Безокий долго присматривался к хозяину, а потом, рассмеявшись, заметил:

— Хе, пане господарю, изменило, видно, меня калечество, что не признал старого знакомого, а ведь мы встречались и в Сичи, да и здесь на хуторе.

— Кто? кто? стой, брате! — заволновался дед и, нагнувшись близко к лицу казака, вскрикнул, — да, чи не любый ли лях мой, не Остап ли Гуляницкий?

— Он самый и есть, пане добродию. И казак, в свою очередь, обнял деда. Все направились к хате. Дед от радости суетился, теряясь и путаясь в приказаниях.

— Гей! — кричал он наймыту, — овса, а то и пшеницы насыпь коням, да расседлай их, а на ночь стреножь и выпусти на леваду: там добрый пырей… Да гукни еще на дивчат, — попрятались верно с переполоху, — скажи им, что не мосцивые паны, не татары, а свои, да еще какие свои — кровные, братья родные! Галине скажи, что дядько любый Богун: обрадуется она страх, — суетился и делал распоряжения дед, забывая, что не все их мог выполнить Немота, — пускай баба готовит вечерю, а дивчата пусть тащут сюда кухли, да наточат в жбан холодного пива; с дороги, да с засухи сначала след прополоскать горло.

— Гм! го-а! — промычал наймыт, жестикулируя усердно.

— Что он, немой? — спросил Ханенко.

— Потоцкого «жарты», — ответил, мотнув головой, дед. Все нахмурились и уставились в землю глазами.

— Ну, просим же вас, панове, до «господы», — припрашивал снова дорогих своих гостей радушно хозяин, показывая на низенькую хату, окутанную терном и вишняком, — а то, может быть, усядемся вон под теми деревьями на прохладе, — вечер чудесный.

— Где хочешь, мой друже, — отозвался Богун, — только не хлопочи очень и не уходи: ты сам нам «найлюбшый». Ведь это же он, братцы, первый начал языком от звона гладить панов.

— Ха, ха, ха! Знаем! — засмеялись дружно товарищи.

Через несколько минут был раскинут на лужайке под» дубняком ковер, и на нем брошено пять сафьянных подушек, а посредине стоял уже жбан с холодным черным пивом и несколько увесистых кухлей. На дубе был подвешен фонарь. Гости расселись по-турецки вокруг и принялись с наслажденьем за освежительный напиток.

— Эх, важно! — крикнул Богун, наливая себе второй кухоль.

— Чего лучше, после «спекы», — одобрили другие.
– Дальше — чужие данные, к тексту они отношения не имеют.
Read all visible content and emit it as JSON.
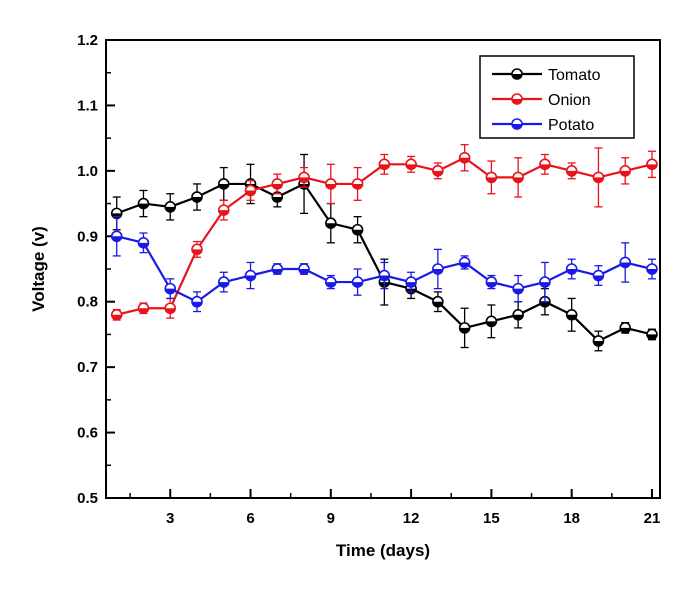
{
  "chart_data": {
    "type": "line",
    "xlabel": "Time (days)",
    "ylabel": "Voltage (v)",
    "xlim": [
      0.6,
      21.3
    ],
    "ylim": [
      0.5,
      1.2
    ],
    "x_ticks": [
      3,
      6,
      9,
      12,
      15,
      18,
      21
    ],
    "x_tick_labels": [
      "3",
      "6",
      "9",
      "12",
      "15",
      "18",
      "21"
    ],
    "y_ticks": [
      0.5,
      0.6,
      0.7,
      0.8,
      0.9,
      1.0,
      1.1,
      1.2
    ],
    "y_tick_labels": [
      "0.5",
      "0.6",
      "0.7",
      "0.8",
      "0.9",
      "1.0",
      "1.1",
      "1.2"
    ],
    "grid": false,
    "legend_position": "top-right",
    "x": [
      1,
      2,
      3,
      4,
      5,
      6,
      7,
      8,
      9,
      10,
      11,
      12,
      13,
      14,
      15,
      16,
      17,
      18,
      19,
      20,
      21
    ],
    "series": [
      {
        "name": "Tomato",
        "color": "#000000",
        "values": [
          0.935,
          0.95,
          0.945,
          0.96,
          0.98,
          0.98,
          0.96,
          0.98,
          0.92,
          0.91,
          0.83,
          0.82,
          0.8,
          0.76,
          0.77,
          0.78,
          0.8,
          0.78,
          0.74,
          0.76,
          0.75
        ],
        "errors": [
          0.025,
          0.02,
          0.02,
          0.02,
          0.025,
          0.03,
          0.015,
          0.045,
          0.03,
          0.02,
          0.035,
          0.015,
          0.015,
          0.03,
          0.025,
          0.02,
          0.02,
          0.025,
          0.015,
          0.008,
          0.008
        ]
      },
      {
        "name": "Onion",
        "color": "#e8141b",
        "values": [
          0.78,
          0.79,
          0.79,
          0.88,
          0.94,
          0.97,
          0.98,
          0.99,
          0.98,
          0.98,
          1.01,
          1.01,
          1.0,
          1.02,
          0.99,
          0.99,
          1.01,
          1.0,
          0.99,
          1.0,
          1.01
        ],
        "errors": [
          0.008,
          0.008,
          0.015,
          0.012,
          0.015,
          0.015,
          0.015,
          0.015,
          0.03,
          0.025,
          0.015,
          0.012,
          0.012,
          0.02,
          0.025,
          0.03,
          0.015,
          0.012,
          0.045,
          0.02,
          0.02
        ]
      },
      {
        "name": "Potato",
        "color": "#1a1ae6",
        "values": [
          0.9,
          0.89,
          0.82,
          0.8,
          0.83,
          0.84,
          0.85,
          0.85,
          0.83,
          0.83,
          0.84,
          0.83,
          0.85,
          0.86,
          0.83,
          0.82,
          0.83,
          0.85,
          0.84,
          0.86,
          0.85
        ],
        "errors": [
          0.03,
          0.015,
          0.015,
          0.015,
          0.015,
          0.02,
          0.008,
          0.008,
          0.01,
          0.02,
          0.02,
          0.015,
          0.03,
          0.01,
          0.01,
          0.02,
          0.03,
          0.015,
          0.015,
          0.03,
          0.015
        ]
      }
    ]
  }
}
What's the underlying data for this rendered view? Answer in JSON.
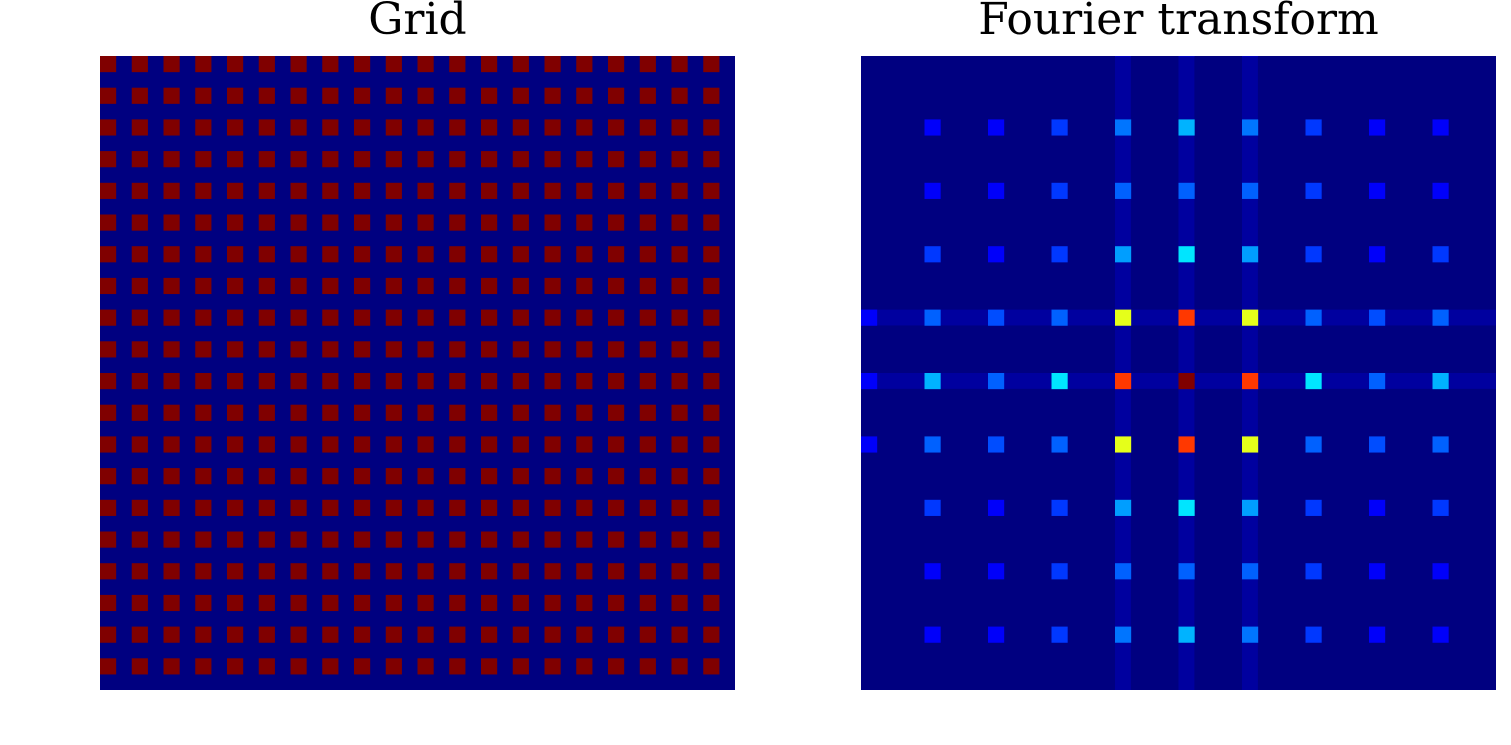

— Пейте во здравие, — потчевал всех радушно хозяин, — натомились верно, друзи? Давно в дороге?

— Да, третий день не слазим с коня, — ответил Богун, — как «рушылы» с Хортицы, да вот только здесь по-людски отпочить доведется: это я их направил в логовище славного нашего дяка Сыча, а сколько лет самому не доводилось завертывать сюда; едва, едва потрапил.

— Почитай, что со смерти нашего славного, «незабутнього» батька Богдана…

— Что ты, голубь? — изумился Богун. — Да ты поселился здесь года три спустя после смерти Богдана, а сколько лет потом я езжал сюда и сам, и с «товарыством»?

— Так, так, что я? — усмехнулся Сыч, покачав головой. — Не то память стала стара, не то пришибла ее наша «туга», а сколько воды уплыло, сколько слез, ох, ох! — простонал он, а потом, чтобы перемочь набежавшую грусть, обратился к куренному Гуляницкому, — а тебе, лыцарю мой, ляше хороший, великое, щырое спасибо за ласку, что завернул с моим другом единым и с «товарыством» славным в курень мой; ведь большей радости я и придумать не мог бы… Давно уже я поселился здесь среди бесконечной степи, как в келье, отшельником и ко мне, особенно в последнее время, почти не долетают вести, что творится у нас на гетманщине.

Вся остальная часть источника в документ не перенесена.